Shildt has spent the last eight years managing in the Cardinals’ farm system, including the last two years at Memphis. As part of his duties he has been involved with the major-league team during spring training and four times has spent a week in September with the Cardinals.

He believes that experience will be invaluable as he settles into a full-time position at the major-league level.

“I’ve done it three times with Mike and once under Tony (La Russa),” Shildt said. “What I know is that at the big league level, it’s all about winning that day. There’s a sense of urgency about being prepared and executing. I am going to appreciate that, and figure out ways to be better that day.

“It was a beautiful opportunity with no real responsibilities necessarily other than to be available. It helped me get a better idea of what the culture was like, how the inner workings take place. I got an appreciation for the communication and structure. It definitely will help me do what I can to make the team better.”

The 48-year-old Shildt joined the Cardinals as a scout before moving into a coaching role, and then managing. He spent three years managing the rookie-level team in Johnson City, Tenn., three years at the Double A level in Springfield and the last two seasons at Triple A. Moving to the majors was the next step in his progression, but not one he spent much time worrying about.

“When you have your selfish moments, which we all have, you think about it,” he said. “DJ (Mark DeJohn, the Cardinals’ minor league field coordinator) gave me great advice when I started that I think he might have got from George Kissell, and that was that you can’t care more about your career than you do the players you are helping to lead.

“I’ve always had that mindset but I do escape occasionally. When you get to go up near the end of the year and spend time with the club and spend time with Mo and Mike and the group you kind of think it would be nice to be here.”

In his visiting capacity, Shildt was allowed to be in uniform in the dugout during games, and he will be in uniform in the dugout during games next year as well – but with one difference.

In those temporary assignments with the big-league team, Shildt mostly was an observer – listening and watching, but basically only speaking when he was asked a question. Shildt intends to be more vocal in his new job, but respecting the role of others at the same time and knowing that he is not going to be re-inventing the wheel.

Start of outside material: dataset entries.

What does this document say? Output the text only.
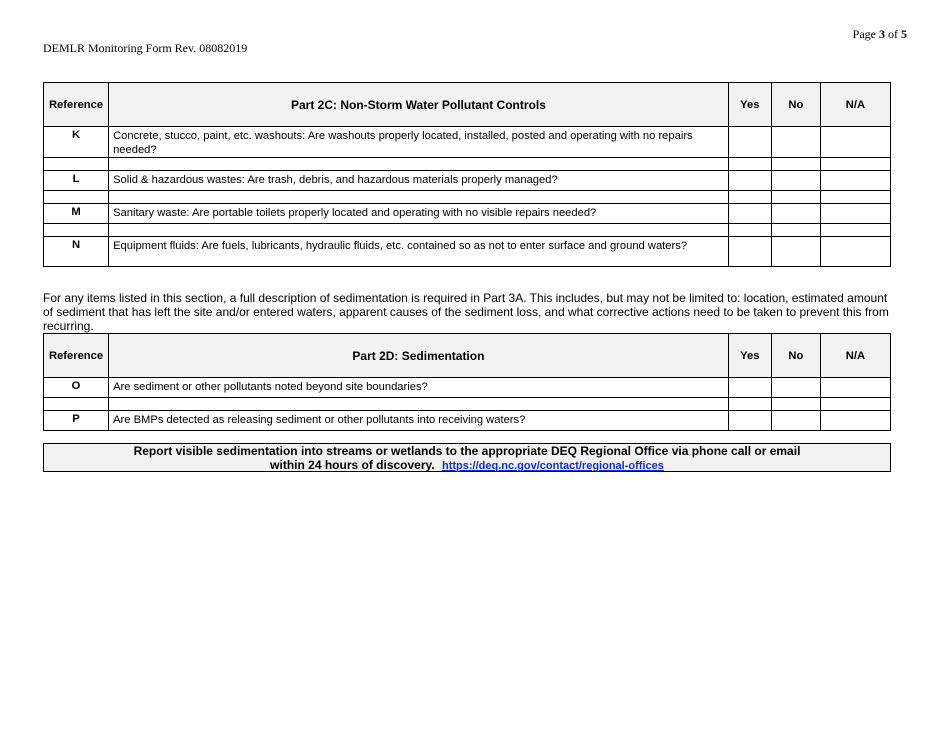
Page 3 of 5
DEMLR Monitoring Form Rev. 08082019
Reference	Part 2C: Non-Storm Water Pollutant Controls	Yes	No	N/A
K	Concrete, stucco, paint, etc. washouts: Are washouts properly located, installed, posted and operating with no repairs needed?			

L	Solid & hazardous wastes: Are trash, debris, and hazardous materials properly managed?			

M	Sanitary waste: Are portable toilets properly located and operating with no visible repairs needed?			

N	Equipment fluids: Are fuels, lubricants, hydraulic fluids, etc. contained so as not to enter surface and ground waters?			
For any items listed in this section, a full description of sedimentation is required in Part 3A. This includes, but may not be limited to: location, estimated amount of sediment that has left the site and/or entered waters, apparent causes of the sediment loss, and what corrective actions need to be taken to prevent this from recurring.
Reference	Part 2D: Sedimentation	Yes	No	N/A
O	Are sediment or other pollutants noted beyond site boundaries?			

P	Are BMPs detected as releasing sediment or other pollutants into receiving waters?			
Report visible sedimentation into streams or wetlands to the appropriate DEQ Regional Office via phone call or email
within 24 hours of discovery. https://deq.nc.gov/contact/regional-offices
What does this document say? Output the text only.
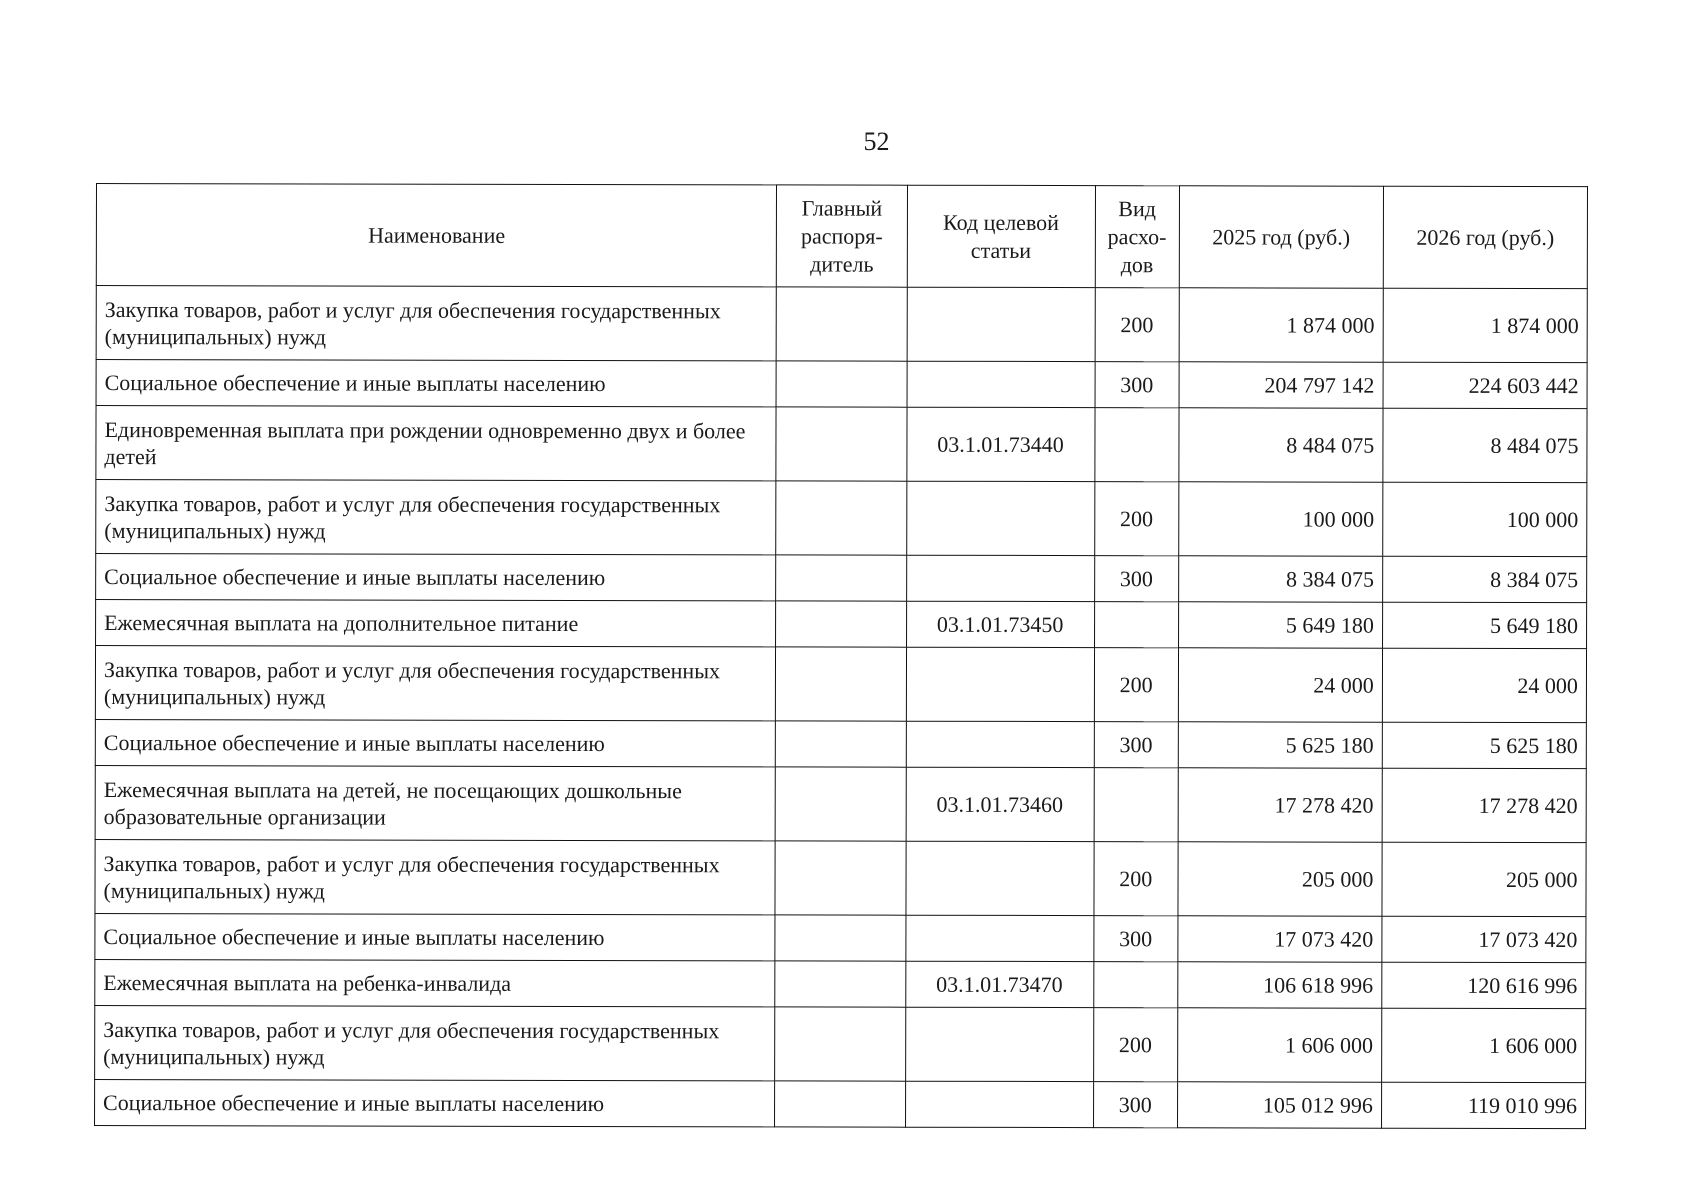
52
Наименование	Главный распоря-дитель	Код целевой статьи	Вид расхо-дов	2025 год (руб.)	2026 год (руб.)
Закупка товаров, работ и услуг для обеспечения государственных (муниципальных) нужд			200	1 874 000	1 874 000
Социальное обеспечение и иные выплаты населению			300	204 797 142	224 603 442
Единовременная выплата при рождении одновременно двух и более детей		03.1.01.73440		8 484 075	8 484 075
Закупка товаров, работ и услуг для обеспечения государственных (муниципальных) нужд			200	100 000	100 000
Социальное обеспечение и иные выплаты населению			300	8 384 075	8 384 075
Ежемесячная выплата на дополнительное питание		03.1.01.73450		5 649 180	5 649 180
Закупка товаров, работ и услуг для обеспечения государственных (муниципальных) нужд			200	24 000	24 000
Социальное обеспечение и иные выплаты населению			300	5 625 180	5 625 180
Ежемесячная выплата на детей, не посещающих дошкольные образовательные организации		03.1.01.73460		17 278 420	17 278 420
Закупка товаров, работ и услуг для обеспечения государственных (муниципальных) нужд			200	205 000	205 000
Социальное обеспечение и иные выплаты населению			300	17 073 420	17 073 420
Ежемесячная выплата на ребенка-инвалида		03.1.01.73470		106 618 996	120 616 996
Закупка товаров, работ и услуг для обеспечения государственных (муниципальных) нужд			200	1 606 000	1 606 000
Социальное обеспечение и иные выплаты населению			300	105 012 996	119 010 996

“I was so fortunate to have those opportunities,” Shildt said. “That’s why the organization does it. You don’t know what it looks like until you are actually there. You see what it looks like, what the level of play looks like, what the expectations are and what goes into it. It was a tremendous experience and also helped me see what it looks like for a player coming up and what the bridge is going back and forth (to Triple A). That was a valuable resource for me.

“Any healthy relationship is one where people can communicate and express what they feel or think and know that it is for the greater good, not for a personal agenda. Everybody is there to have an opinion and has a level of expertise to bring to the table … I respect what the staff has done in the past which has produced a lot of success. I just want to be part of the process.

“I also appreciate that you are not always going to get your way, but you challenge each other to get better. Mike has the hammer, and whatever the decision is you carry it out like it was your idea.”

The two specific areas which Mozeliak has identified as needing the most improvement on the field next year are the team’s defense and baserunning, so it is logical to expect figuring out ways to do that will be part of Shildt’s job description.

“We’re going to look at what we’ve done, how we’ve done it, and maybe how we could tweak it,” he said. “I will get direction on that as we go.

“The reality is that you put a guy in the best position possible and prepare him right. There is so much information and so many different ways you can look at things. It’s about paring it down correctly to make the most sense and distributing it correctly. That’s going to be as important as anything.”